Thank you for your comment. It’s true that people have always said “young kids today” — but in this case we’re dealing with something more than that. New technology has changed the way we live our lives and interact with other human beings. So it’s more than the regular generational gap that’s at play.
I am afraid that Frodi’s aphoristic dismissal of the anti-war position as delusional (‘Narnia hypothesis’) and his uncritical adoption of the neocon narrative of the war suffers to the nth degree from the ery symptoms he complains about (+ an astonishing lack of self awareness).
Nice try.
That’s what I’m talking about.
Faced with an opposing view we don’t try to interrogate and understand it, but we label it a hostile attempt to disrupt and undermine.
No discussion can proceed in this way.
“we label it a hostile attempt to disrupt and undermine”

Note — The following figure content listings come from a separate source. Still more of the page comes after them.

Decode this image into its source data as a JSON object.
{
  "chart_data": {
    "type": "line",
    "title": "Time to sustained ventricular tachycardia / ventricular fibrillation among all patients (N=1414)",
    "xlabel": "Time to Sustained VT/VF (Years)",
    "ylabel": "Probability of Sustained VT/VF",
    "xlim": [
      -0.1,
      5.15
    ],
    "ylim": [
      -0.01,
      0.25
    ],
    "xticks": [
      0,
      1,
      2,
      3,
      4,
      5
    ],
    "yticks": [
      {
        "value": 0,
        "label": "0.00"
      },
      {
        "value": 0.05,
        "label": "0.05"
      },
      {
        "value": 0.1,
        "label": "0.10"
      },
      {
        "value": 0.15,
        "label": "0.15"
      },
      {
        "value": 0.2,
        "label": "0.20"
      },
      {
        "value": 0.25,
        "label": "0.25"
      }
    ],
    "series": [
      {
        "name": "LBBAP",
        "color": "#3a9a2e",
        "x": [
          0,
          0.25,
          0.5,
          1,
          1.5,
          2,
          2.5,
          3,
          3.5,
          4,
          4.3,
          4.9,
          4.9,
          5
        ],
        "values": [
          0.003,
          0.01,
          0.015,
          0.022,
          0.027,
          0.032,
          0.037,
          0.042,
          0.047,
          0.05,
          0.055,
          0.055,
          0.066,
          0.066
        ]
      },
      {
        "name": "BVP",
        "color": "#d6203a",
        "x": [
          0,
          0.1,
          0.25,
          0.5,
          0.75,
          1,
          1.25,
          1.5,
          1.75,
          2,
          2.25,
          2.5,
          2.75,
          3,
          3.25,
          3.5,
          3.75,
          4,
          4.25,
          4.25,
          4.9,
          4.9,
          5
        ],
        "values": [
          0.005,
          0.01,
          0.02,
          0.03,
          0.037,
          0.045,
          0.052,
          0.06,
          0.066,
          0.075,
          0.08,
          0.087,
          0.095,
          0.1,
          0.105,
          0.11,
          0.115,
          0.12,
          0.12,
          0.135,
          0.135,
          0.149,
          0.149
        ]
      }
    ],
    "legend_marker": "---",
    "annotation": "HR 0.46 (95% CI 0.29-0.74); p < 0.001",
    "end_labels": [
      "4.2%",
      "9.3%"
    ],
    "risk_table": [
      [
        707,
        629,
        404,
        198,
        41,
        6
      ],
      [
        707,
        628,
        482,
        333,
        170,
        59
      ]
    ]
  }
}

Yes, it would seem you do. Such as calling it an “uncritical adoption of the neocon narrative”.
If you wish to contribute something of substance, you are welcome to do so. If you wish to continue posting bullshit, you’re spam from now on.
You’re right, I retract this claim since I cannot delete the message, it’s not true anyway. Maybe you should just delete the whole thread including this post.
I will try to contribute in the comment section of the Semenyaka interview.(Besides, the Jones and Collet debates were a disaster. The first was about metaphysics and the second about political systems. Neither provided any useful insight into the conflict itself.)
But I need your help. I need for someone to play Devil’s advocate.